(wr) Beim Freundschaftsmatch Gewehr 10 m der Kantonalverbände Aargau, Solothurn, Tessin und Zürich in Luzern hat die Solothurnerin Gina Gyger das Glanzlicht gesetzt. Nach überragenden 628,3 Punkten in der Qualifikation siegte sie auch im Final, geriet allerdings ins Zittern. Beim Nachwuchs sorgte Ginas jüngere Schwester Emely für einen zweiten Gyger-Sieg.

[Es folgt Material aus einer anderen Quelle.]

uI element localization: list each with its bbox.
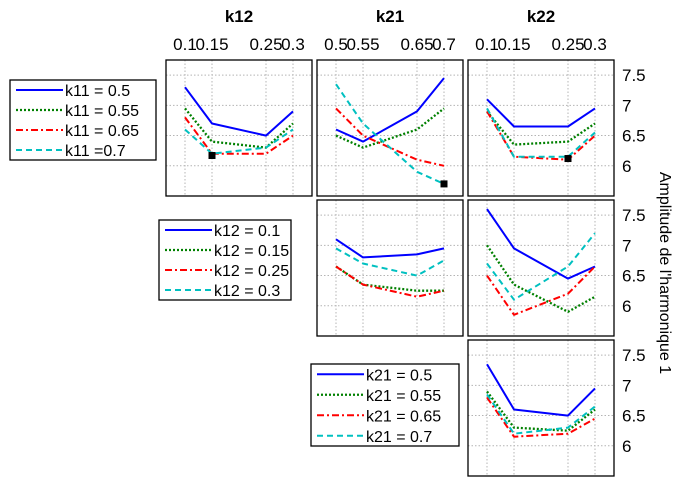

Der Freundschaftsmatch der vier Kantonalverbände in der Schiesshalle auf der Luzerner Allmend hatte trotz des Einstiegs in die 10-m-Wintersaison eher Kehrauscharakter. Viele Schützen sind nach der langen Sommersaison müde und freuen sich auf die Festtagspause. Wenig überraschend gaben bei der Elite die Schützinnen und Schützen des Solothurner Verbandes den Tarif bekannt. Doch Zürich und der organisierende Aargauer Verband hielten gut mit. Beim Nachwuchs waren Solothurn und Zürich zu stark für den Aargau. Mit nur einer Finalqualifikation konnten die Tessiner Vertreter gegen die Deutschschweizer Kolleginnen und Kollegen wenig Akzente setzen.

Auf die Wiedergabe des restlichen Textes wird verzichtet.